Furthermore, the Court stated that;

“It is trite that a point of law may be raised at any stage of proceedings. The fact that a taxpayer has objected to an assessment resulting in it being turned down by the Commissioner does not imply the existence of a valid assessment nor is a taxpayer bound to that course. The taxpayer is not barred from seeking a declaratur at the High Court for a determination of the validity of an assessment which is a point of law. In Nestle a taxpayer whose objection had been disallowed lodged an appeal with the Special Court. In a further appeal to the Supreme Court, it took a preliminary point challenging the validity of an assessment. The court remarked as follows:

“It is trite and requires no authority that a point of law can be raised at any time provided that there is no prejudice to the other party. Mr Bhebhe did not seriously contest the point. He also did not argue that the respondent would be prejudiced in any way’’



It is a settled point of law that the applicant in this case has a right to seek recourse before the Honourable Court nevertheless the remedy of an objection and appeal is not the appropriate procedure for the relief sought. The courts have already pronounced that where a taxpayer cites that there is no valid assessment or that an assessment is unlawful and invalid, a tax payer’s recourse lies with the High Court for a declaration of the law. The respondent’s point in limine therefore, falls away as the proper procedure is not provided for in the income Tax Act, albeit the applicant can approach the court for declaratory order and consequential relief. I am not convinced that granting of such relief would prejudice the respondent in any manner.

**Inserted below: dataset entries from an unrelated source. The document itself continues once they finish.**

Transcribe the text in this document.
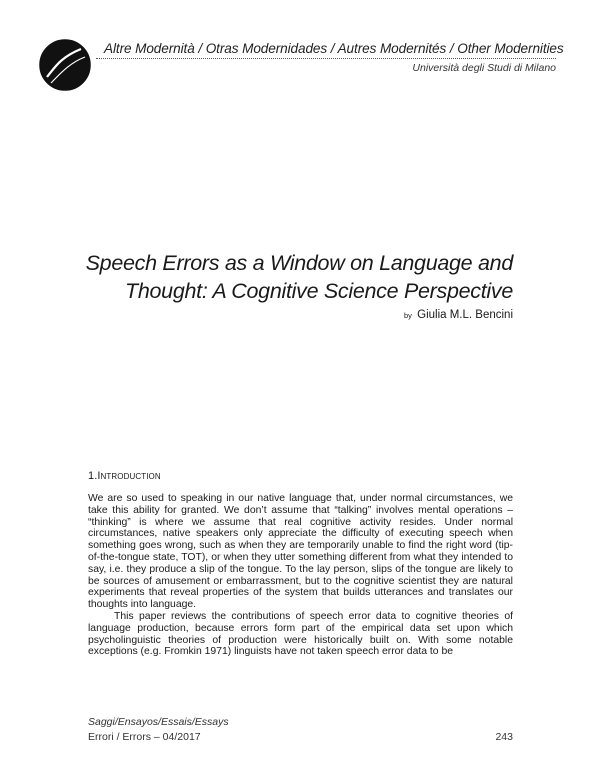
Altre Modernità / Otras Modernidades / Autres Modernités / Other Modernities
Università degli Studi di Milano
Speech Errors as a Window on Language and Thought: A Cognitive Science Perspective
by Giulia M.L. Bencini
1.Introduction

We are so used to speaking in our native language that, under normal circumstances, we take this ability for granted. We don’t assume that “talking” involves mental operations – “thinking” is where we assume that real cognitive activity resides. Under normal circumstances, native speakers only appreciate the difficulty of executing speech when something goes wrong, such as when they are temporarily unable to find the right word (tip-of-the-tongue state, TOT), or when they utter something different from what they intended to say, i.e. they produce a slip of the tongue. To the lay person, slips of the tongue are likely to be sources of amusement or embarrassment, but to the cognitive scientist they are natural experiments that reveal properties of the system that builds utterances and translates our thoughts into language.

This paper reviews the contributions of speech error data to cognitive theories of language production, because errors form part of the empirical data set upon which psycholinguistic theories of production were historically built on. With some notable exceptions (e.g. Fromkin 1971) linguists have not taken speech error data to be

Saggi/Ensayos/Essais/Essays
Errori / Errors – 04/2017	243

The applicant is seeking a final order under the guise of an interim order

It is averred that the applicant is seeking in the interim relief for the first respondent to be precluded from enforcing collection of assessed income tax. The respondent avers that the effect of this interim relief sought however is to obtain the substantive relief sought because in this case the Applicant is interested in nothing else but to have collection measures to be stopped.

It is averred that after getting that relief, the applicant will not be having any more interest in the case. It is averred that by so doing the applicant would want to only establish prima facie and yet obtain the substantive final relief. In other words, the applicant would want to get the final relief without establishing its case.

I am not convinced that the application ought to be defeated on the premise of this point of law. The applicant is as entitled as any litigant who desires to have his rights and obligations determined generally, to approach the High Court for a declaratur in any area of the law and the court will duly exercise discretion when determining the application, having considered all facts of the case.

The points in limine are dismissed and it is on this basis that I view this matter to be properly before this court, however in the event that the court invalidates the assessments, the need to set aside the assessments is dispensed with, as there will be no assessments to refer to any more.

WHEREUPON AFTER reading the documents filed of record and hearing counsel;

IT IS ORDERED THAT: -

  1. The application is properly before the court

  2. Costs shall be in the cause





Dube, Manikai and Hwacha legal practitioners, applicant’s legal practitioners.

Zimbabwe Revenue Authority Legal Services Division, first respondent’s legal practitioners.